The essence of this narrative is that favorable results for employees and the collective interest can be realized as AI revolutionizes governance, but it necessitates two conditions: selecting representatives who genuinely champion and act on behalf of the public good and enhancing transparency in the way technology is utilized by the government.
Agencies ought to adopt technologies within ethical frameworks, monitored by independent inspectors and supported by legislation. Public oversight helps to secure the commitment of current and future administrations to apply such technologies in the public interest and to prevent corruption.
These concepts are not novel and represent the very safeguards that Trump, Musk, and DOGE have swept aside in the past half-year. Transparency and privacy standards were bypassed or disregarded, independent agency inspectors general were dismissed and congressional budgetary mandates were compromised. For months, it has remained unclear who is responsible for and accountable for DOGE’s conduct.
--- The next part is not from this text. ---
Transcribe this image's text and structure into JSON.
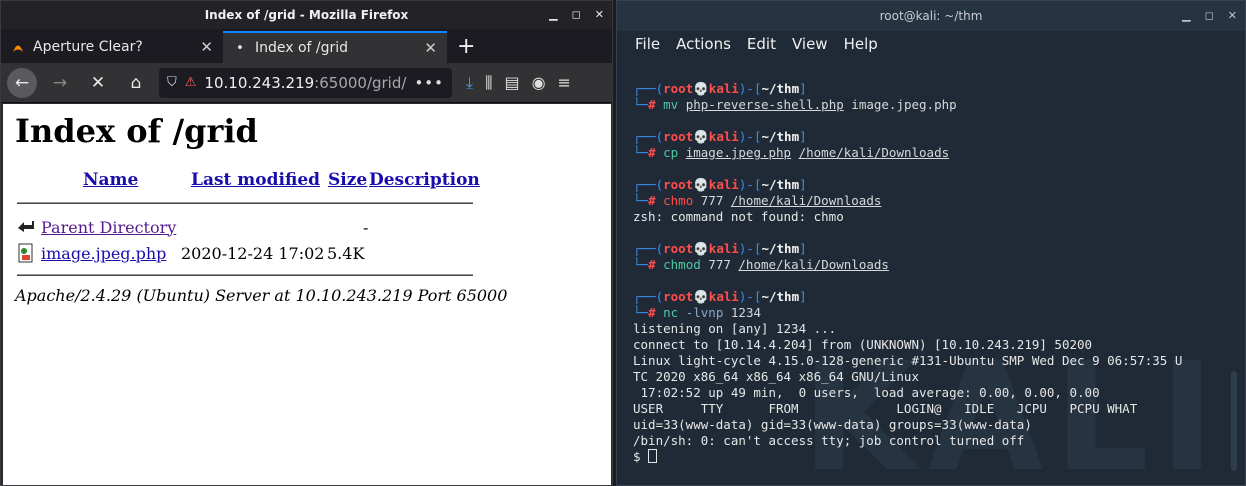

Under these circumstances, the public ought to maintain a similar skepticism regarding any executive’s application of AI.
We believe that everyone should approach today’s AI landscape with caution and the influential figures that are guiding it toward their own objectives. Nonetheless, we must also recognize that technology can be distinguished from the individuals who create, manipulate, and profit from it, and that beneficial applications of AI are both feasible and attainable.
This article was penned with Nathan E. Sanders, and initially appeared in Tech Policy Press.